Baltimore County board postpones final vote on Mays Chapel school

Faced with opposition from Mays Chapel residents, the Baltimore County school board postponed a final vote Tuesday night on whether to build an elementary school on 20 acres there to relieve overcrowding.

The board, however, gave preliminary approval to the site and said it will hold a public hearing to further discuss the issue March 19. The board is scheduled to vote the next day.

About 120 Mays Chapel residents attended the board meeting, brandishing small yellow sheets that said, "Save Mays Chapel Park." They object to the plans because they say the school will interfere with their enjoyment of the land, which has been used as a park since developments sprang up along nearby Padonia Road.

"We are not against a school being built, just one being built there," said resident Gail Purnell, who added that 3,000 people have signed a petition opposing the site.

Resident Harold Thompson said, "What is being proposed is a commuter elementary school."

He said that only 10 students who live in the neighborhood would attend the school and that students would be bused to the area.

The new school would likely pull students from seven or eight elementary schools that are now overcrowded, including Pot Spring, Padonia, Pinewood, Riderwood, Timonium, Lutherville and West Towson.

Yara Cheikh, a parent who fought for an addition at Hampton Elementary School, said: "I am more than dismayed that this many people have come out to oppose this school."

She said there is an "urgent need" for a school to be built and Mays Chapel is a central location.

Even construction of a new school is unlikely to provide enough seats for the central area elementary schools, which are projected to grow beyond capacity in the next five years.

"It is possible we would have enrollment and capacity issues" after a school is built, said Kara Calder, who is in charge of planning for the school system.
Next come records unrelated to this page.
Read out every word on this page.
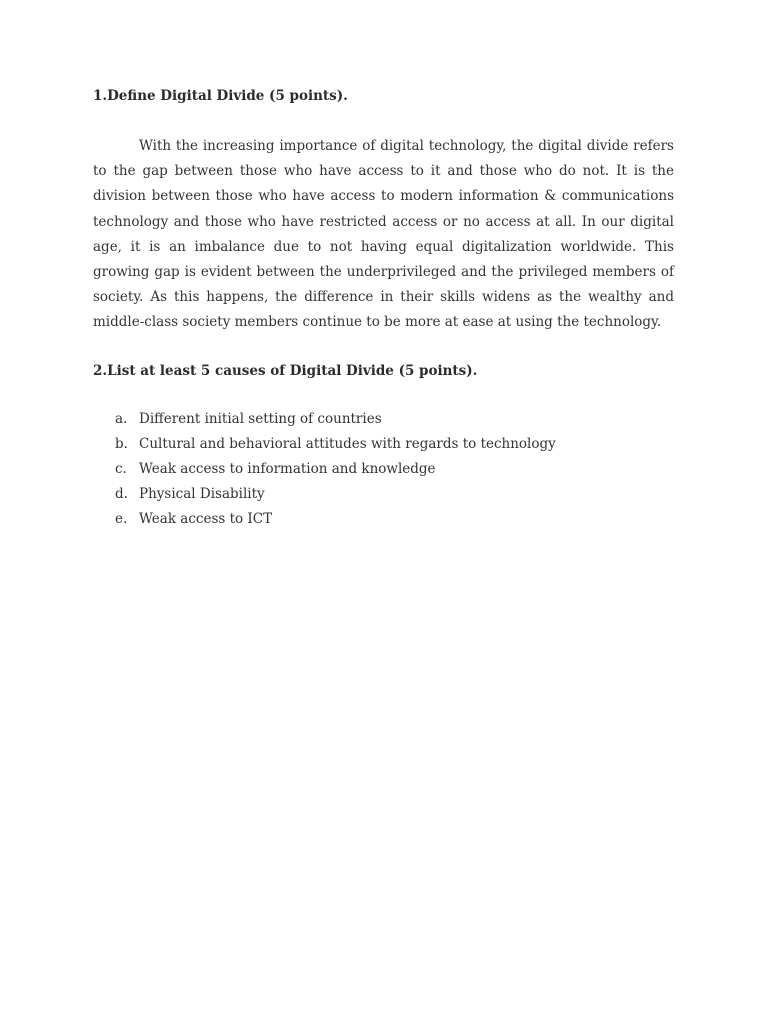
1.Define Digital Divide (5 points).

With the increasing importance of digital technology, the digital divide refers to the gap between those who have access to it and those who do not. It is the division between those who have access to modern information & communications technology and those who have restricted access or no access at all. In our digital age, it is an imbalance due to not having equal digitalization worldwide. This growing gap is evident between the underprivileged and the privileged members of society. As this happens, the difference in their skills widens as the wealthy and middle-class society members continue to be more at ease at using the technology.

2.List at least 5 causes of Digital Divide (5 points).

a. Different initial setting of countries
b. Cultural and behavioral attitudes with regards to technology
c. Weak access to information and knowledge
d. Physical Disability
e. Weak access to ICT
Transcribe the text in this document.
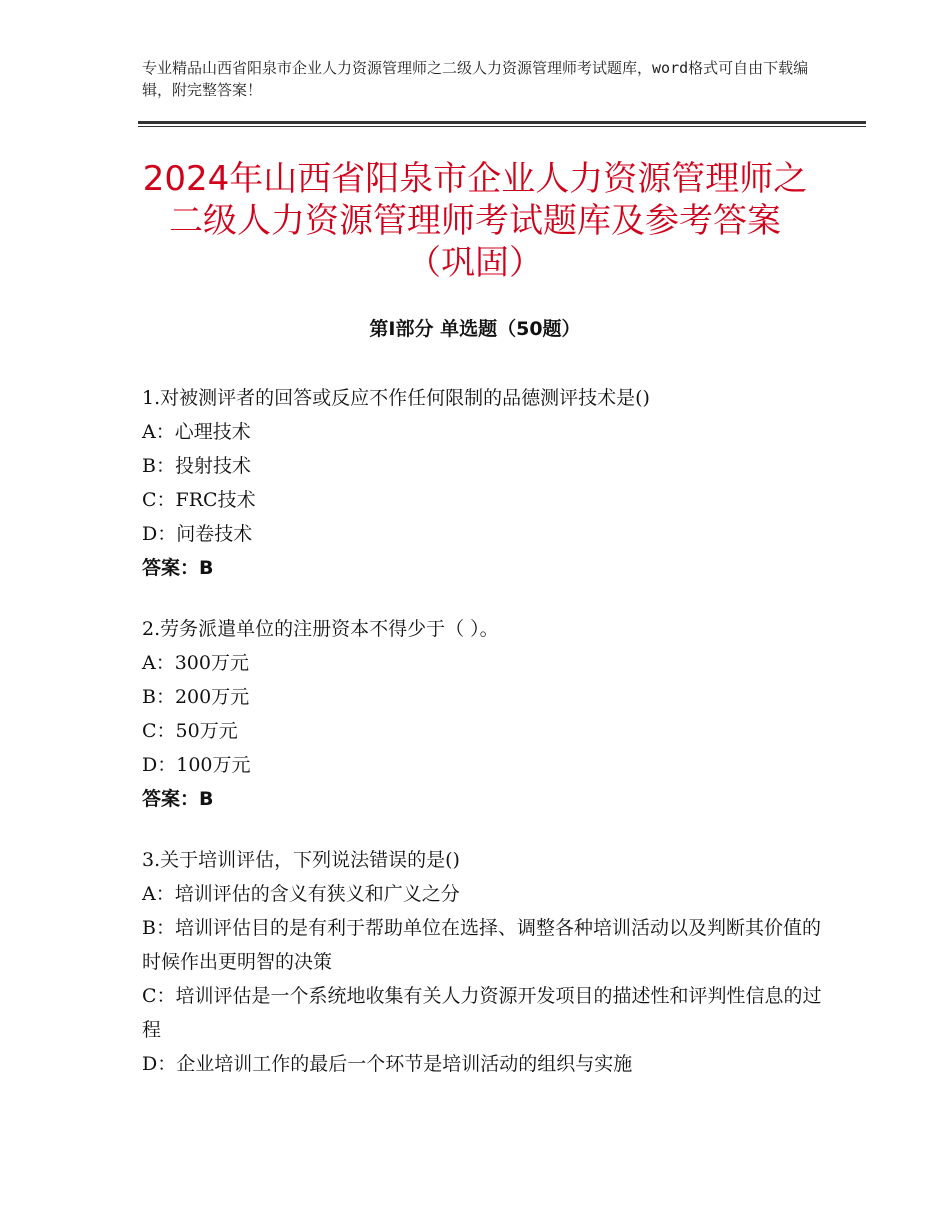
专业精品山西省阳泉市企业人力资源管理师之二级人力资源管理师考试题库，word格式可自由下载编辑，附完整答案！
2024年山西省阳泉市企业人力资源管理师之
二级人力资源管理师考试题库及参考答案
（巩固）
第Ⅰ部分 单选题（50题）
1.对被测评者的回答或反应不作任何限制的品德测评技术是()
A：心理技术
B：投射技术
C：FRC技术
D：问卷技术
答案：B
2.劳务派遣单位的注册资本不得少于（ ）。
A：300万元
B：200万元
C：50万元
D：100万元
答案：B
3.关于培训评估，下列说法错误的是()
A：培训评估的含义有狭义和广义之分
B：培训评估目的是有利于帮助单位在选择、调整各种培训活动以及判断其价值的时候作出更明智的决策
C：培训评估是一个系统地收集有关人力资源开发项目的描述性和评判性信息的过程
D：企业培训工作的最后一个环节是培训活动的组织与实施
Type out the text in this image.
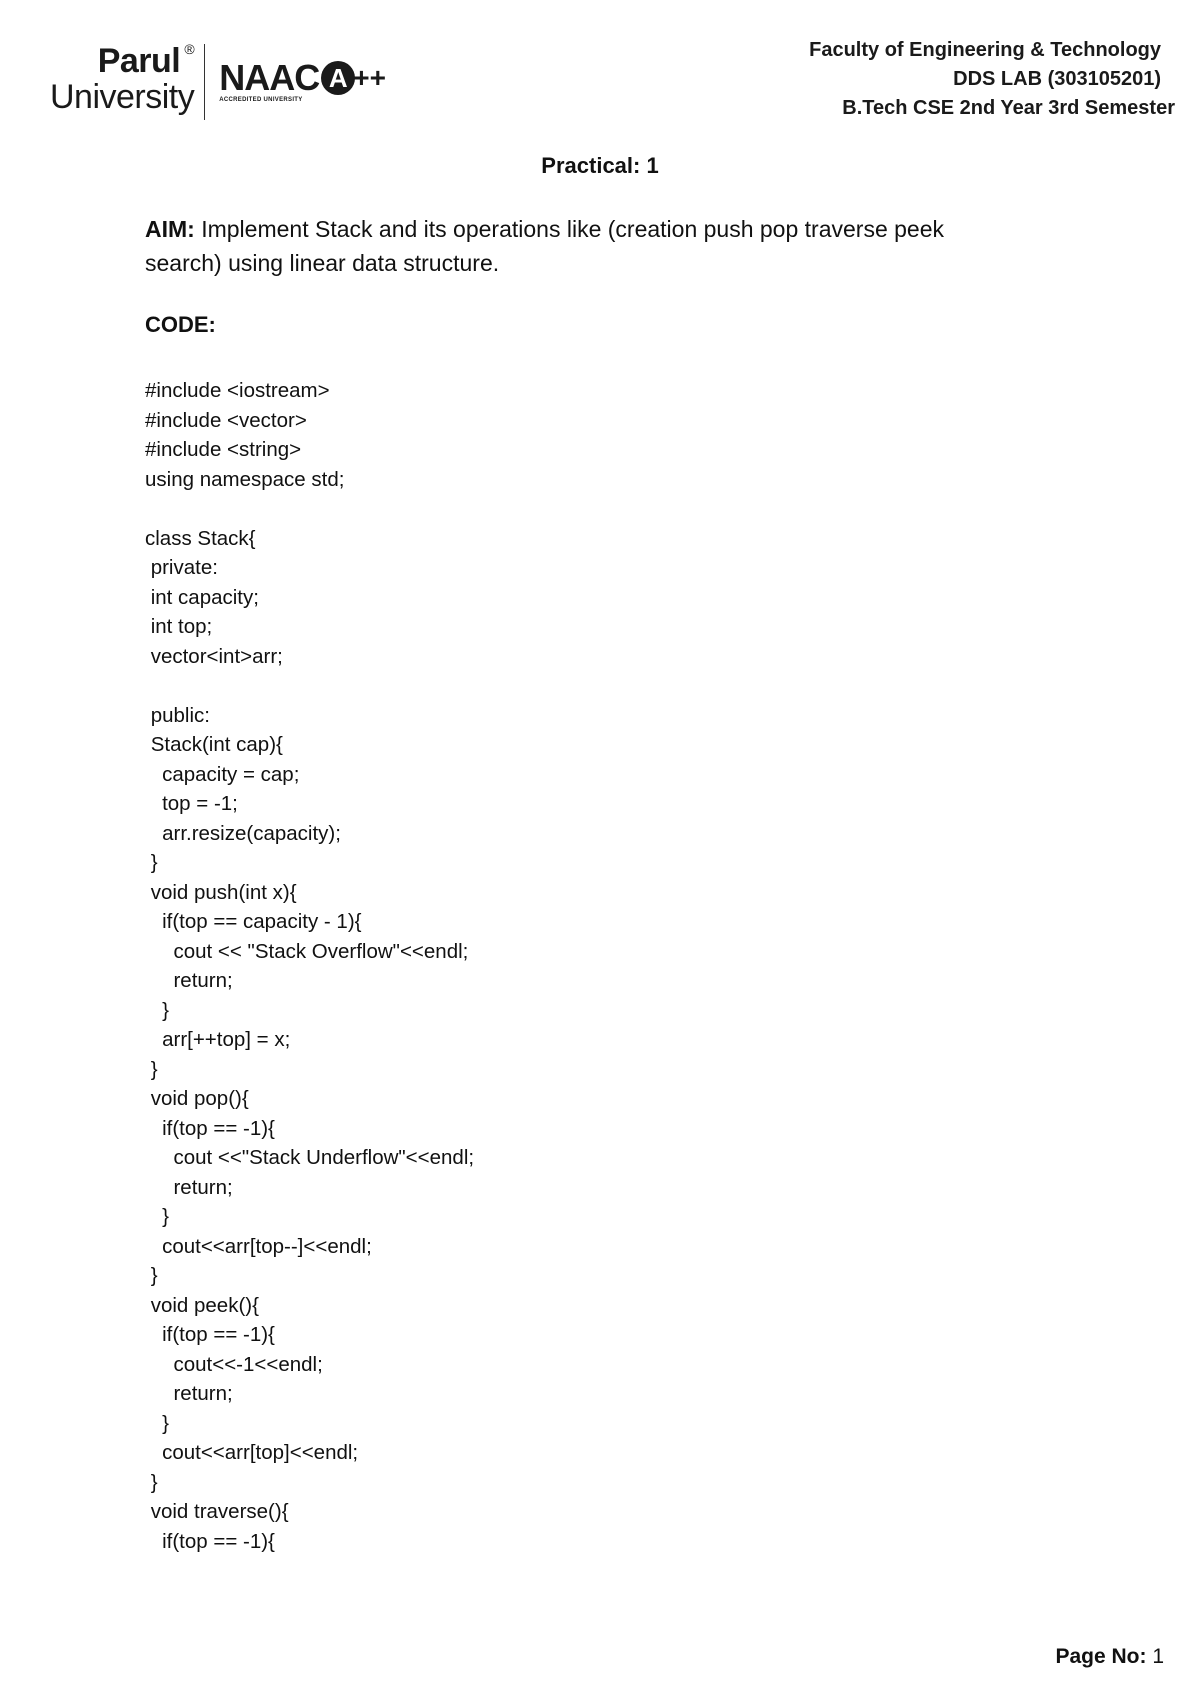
Parul ®
University NAAC A ++
ACCREDITED UNIVERSITY
Faculty of Engineering & Technology
DDS LAB (303105201)
B.Tech CSE 2nd Year 3rd Semester
Practical: 1
AIM: Implement Stack and its operations like (creation push pop traverse peek search) using linear data structure.
CODE:
#include <iostream>
#include <vector>
#include <string>
using namespace std;
class Stack{
private:
int capacity;
int top;
vector<int>arr;
public:
Stack(int cap){
capacity = cap;
top = -1;
arr.resize(capacity);
}
void push(int x){
if(top == capacity - 1){
cout << "Stack Overflow"<<endl;
return;
}
arr[++top] = x;
}
void pop(){
if(top == -1){
cout <<"Stack Underflow"<<endl;
return;
}
cout<<arr[top--]<<endl;
}
void peek(){
if(top == -1){
cout<<-1<<endl;
return;
}
cout<<arr[top]<<endl;
}
void traverse(){
if(top == -1){
Page No: 1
But she added that a new school is "an important step to stabilizing capacity in the area."

If the school is approved and planning is complete in time to begin construction this summer, the 700-seat site would open in August 2014.

The overcrowding in elementary schools stretches from near the city-county line to the Pennsylvania border. West Towson Elementary, completed two years ago to relieve crowding at Rodgers Forge Elementary, is now overcapacity and may take over a portion of an adjoining special education school next year.

Both Stoneleigh and Hampton elementaries are getting additions that will serve another 500 students, but the York Road corridor will still be at least 700 seats short.

The central area elementaries currently have 9,825 seats and 10,921 students, according to the state. The number of elementary students in the area is expected to grow to 11,555 by 2016.

The county purchased the land in Mays Chapel about 30 years ago to build a school, which the school board approved 26 years ago. But board president Lawrence Schmidt has said a decision to build a school there should be voted on by the board again because so much time has passed.

Michael Sines, who is in charge of facilities for the system, said that the school and parking would use about five to 10 acres and that the other land would remain woods and open space for county residents to use.